Sports centre may go

By ADRIAN MILLER

LOWER Clarence residents could soon find themselves without a sports centre with the Wherrett Park Squash and Sports Centre up for sale.

Owners and proprietors Ross and Sandra McPherson have received an offer for the centre, but are considering their options because the building would not be retained in its current format.

Mr McPherson, who has owned the sports facility since it was built in 1983, said it would be a great shame for people in the Lower Clarence to lose the centre.

"We don't want to sell, but we've been in business for 23 years and we're getting old, so we've got to start looking to retire," he said.

"We don't want it knocked down, but at the same time we've got to be a bit reasonable with ourselves, we can't stay in there for the next 20 years."

Mr McPherson said he had spoken to the Clarence Valley Council about buying the building and keeping it as is.

Councillor Chris Gulaptis said the council had no plans to the centre, but the issue would be raised.

"What we need from the public is some response as to how they value that facility," he said.

"If there is a high level of community support and they believe that's where council should be focusing some attention, then yes we do need to have a report so we can consider it."

Cr Gulaptis said one option for council would be to look at using the centre for more than sport.

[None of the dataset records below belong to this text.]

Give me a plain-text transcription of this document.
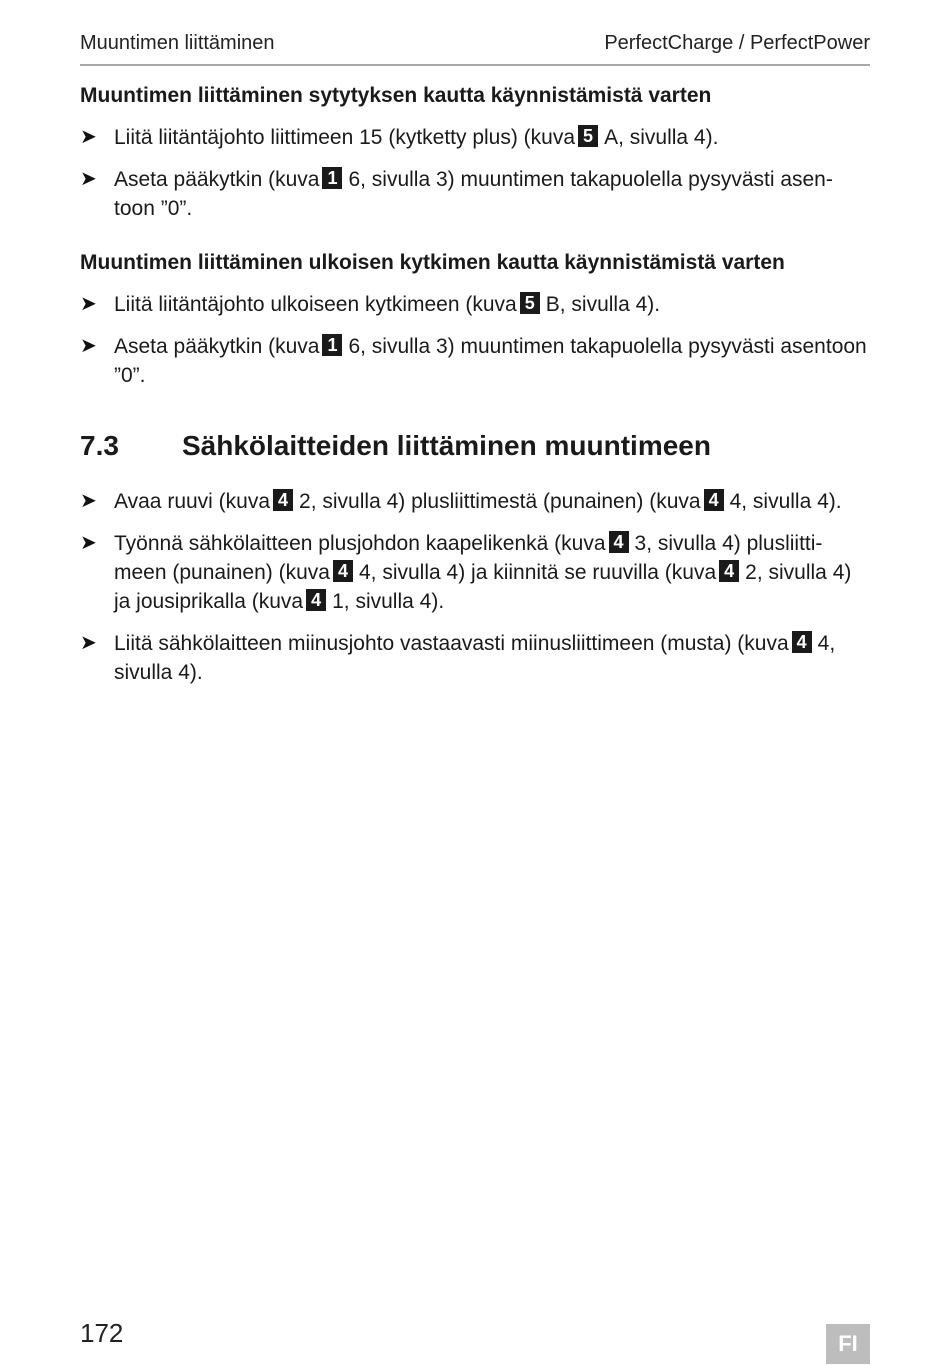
Muuntimen liittäminen	PerfectCharge / PerfectPower
Muuntimen liittäminen sytytyksen kautta käynnistämistä varten
➤ Liitä liitäntäjohto liittimeen 15 (kytketty plus) (kuva 5 A, sivulla 4).
➤ Aseta pääkytkin (kuva 1 6, sivulla 3) muuntimen takapuolella pysyvästi asen-toon ”0”.
Muuntimen liittäminen ulkoisen kytkimen kautta käynnistämistä varten
➤ Liitä liitäntäjohto ulkoiseen kytkimeen (kuva 5 B, sivulla 4).
➤ Aseta pääkytkin (kuva 1 6, sivulla 3) muuntimen takapuolella pysyvästi asentoon ”0”.
7.3	Sähkölaitteiden liittäminen muuntimeen
➤ Avaa ruuvi (kuva 4 2, sivulla 4) plusliittimestä (punainen) (kuva 4 4, sivulla 4).
➤ Työnnä sähkölaitteen plusjohdon kaapelikenkä (kuva 4 3, sivulla 4) plusliitti-meen (punainen) (kuva 4 4, sivulla 4) ja kiinnitä se ruuvilla (kuva 4 2, sivulla 4) ja jousiprikalla (kuva 4 1, sivulla 4).
➤ Liitä sähkölaitteen miinusjohto vastaavasti miinusliittimeen (musta) (kuva 4 4, sivulla 4).
172	FI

"It may present an opportunity for council to consider it as a multi-function purpose centre in conjunction with the performing arts for example," he said.

However Cr Gulaptis stressed the council would need to be convinced of the centre's need within the community before any decision would be made.

Maclean resident Connie Bricknell said it was essential the facility was kept.

"It's the only indoor centre n the Lower River and it caters for over 600 people per week," she said.

Mrs Bricknell said the benefit of the centre was more than just sport.

"They've (Ross and Sandra McPherson) been generous owners, but also very caring to young people," she said.

"Kids come in for phone calls to ring home, or for band-aids and they never turn them away. They really look after the kids.

"It would be a tremendous loss I'm sure."